CogVLM2: Visual Language Models for Image and Video Understanding
Today's paper introduces CogVLM2, a new family of visual language models for image and video understanding. The CogVLM2 family includes models for image comprehension, video analysis, and bilingual (English-Chinese) visual language tasks. These models aim to enhance vision-language fusion, improve efficiency for high-resolution inputs, and expand into broader modalities and applications.
Method Overview
The CogVLM2 family builds upon previous work in visual language models, but with several key differences. At its core, the models use a Vision Transformer (ViT) encoder to process image inputs, followed by an adapter that bridges visual and linguistic features. This adapter uses a 2x2 convolutional layer and a SwiGLU module to efficiently reduce sequence length while preserving critical image information.
For image understanding, CogVLM2 employs a visual expert architecture that allows for deep fusion of visual and linguistic features without compromising language capabilities. It also incorporates a 2x2 downsampling module to increase input resolution while maintaining efficiency.
CogVLM2-Video extends the architecture to handle video inputs. It introduces multi-frame video images and timestamps as encoder inputs, allowing the model to maintain temporal awareness. This enables capabilities such as temporal localization and timestamp detection.
GLM-4V, another member of the family, is designed for bilingual (English and Chinese) visual language tasks. It uses a similar architecture to CogVLM2 but employs image-language co-training instead of visual experts to preserve language knowledge.
The training process for these models involves both pre-training and post-training phases. In pre-training, they use a combination of existing large-scale image-text datasets and custom-created datasets. These include synthetic OCR datasets, digital world grounding datasets, and recaptioned datasets. The pre-training process employs techniques such as iterative refinement and synthetic data generation to improve data quality and diversity.

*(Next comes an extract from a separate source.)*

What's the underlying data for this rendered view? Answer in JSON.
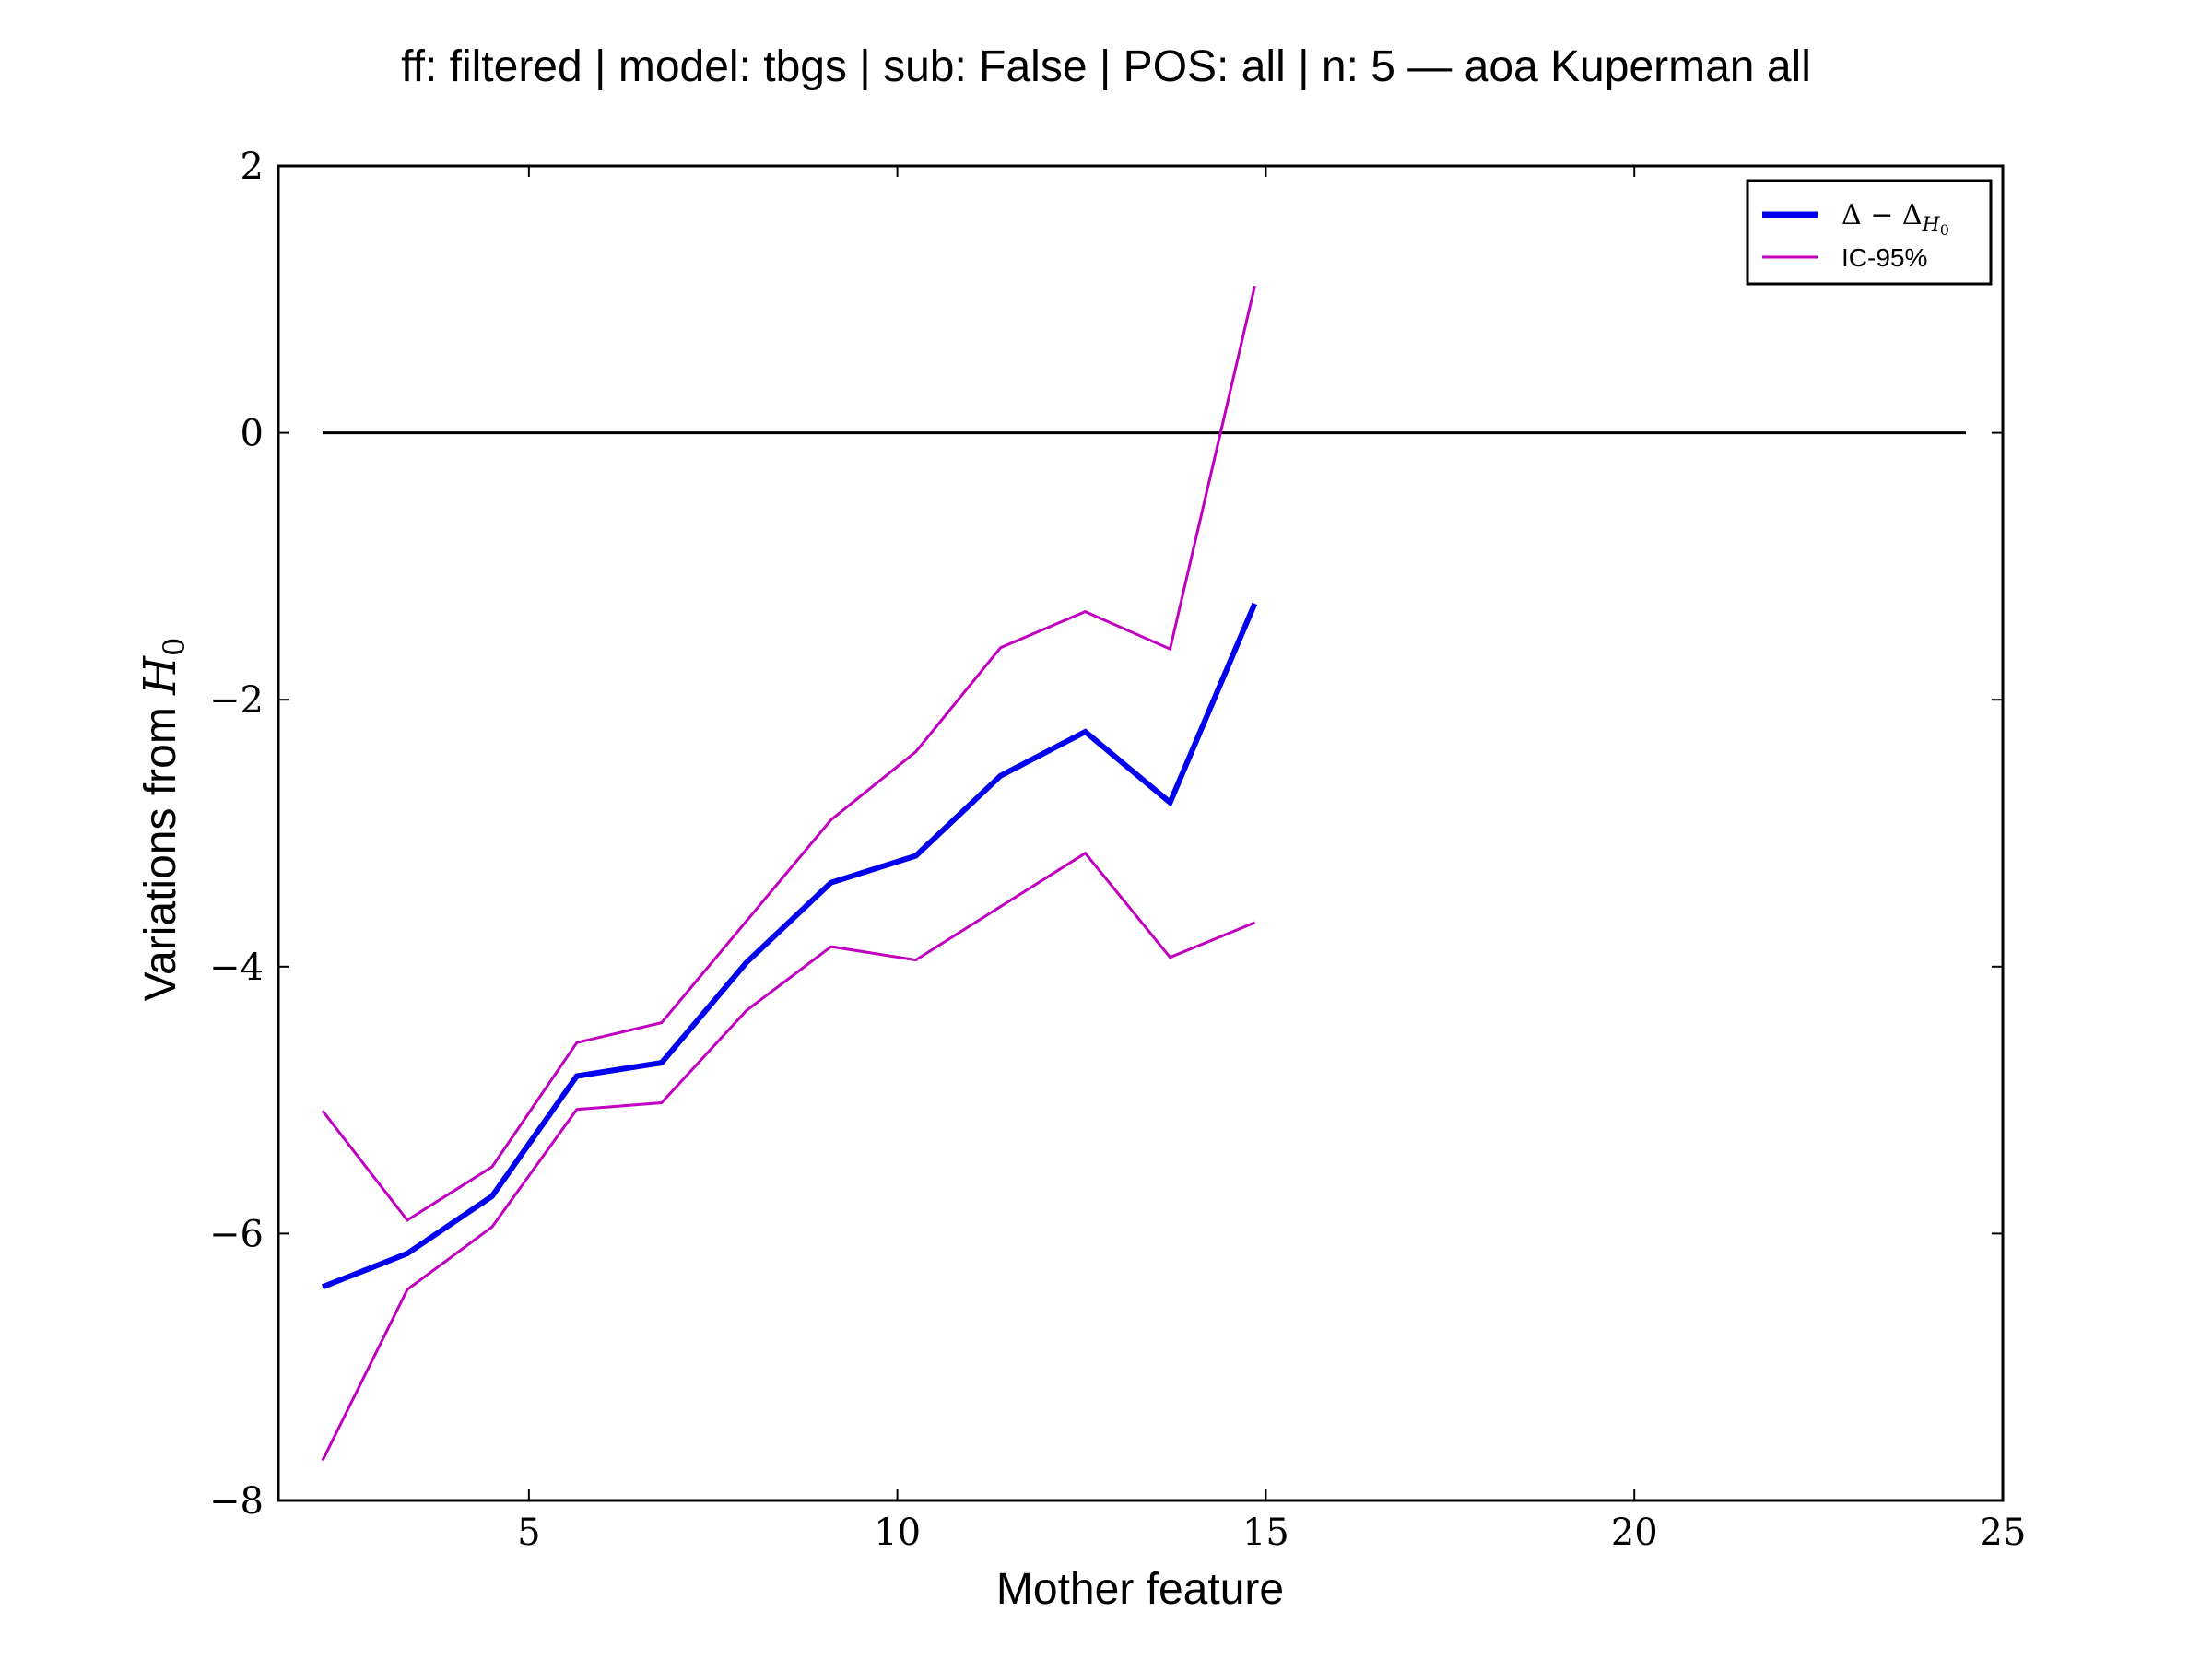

Post-training involves fine-tuning on a variety of visual question-answering datasets and carefully annotated alignment corpora. This phase helps to enhance the models' performance on specific tasks and align their outputs with human preferences.
Results
The CogVLM2 family achieves state-of-the-art results on several benchmarks:
CogVLM2 shows strong performance in natural image understanding and OCR capabilities, achieving top scores on benchmarks like MMBench, VCR, MM-Vet, TextVQA, DocVQA, and ChartQA.
GLM-4V-9B shows good results in OCRbench and outperforms other open-source models in tasks like MMStar, AI2D, and MMMU.
CogVLM2-Video achieves state-of-the-art performance on public video understanding benchmarks and excels in video captioning and temporal grounding tasks.
Conclusion
The CogVLM2 family represents a new advancement in visual language models, offering improved vision-language fusion, efficient processing of high-resolution inputs, and expanded capabilities across various modalities. For more information please consult the full paper.
Congrats to the authors for their work!
Hong, Wenyi, et al. "CogVLM2: Visual Language Models for Image and Video Understanding." arXiv preprint arXiv:2408.16500 (2024).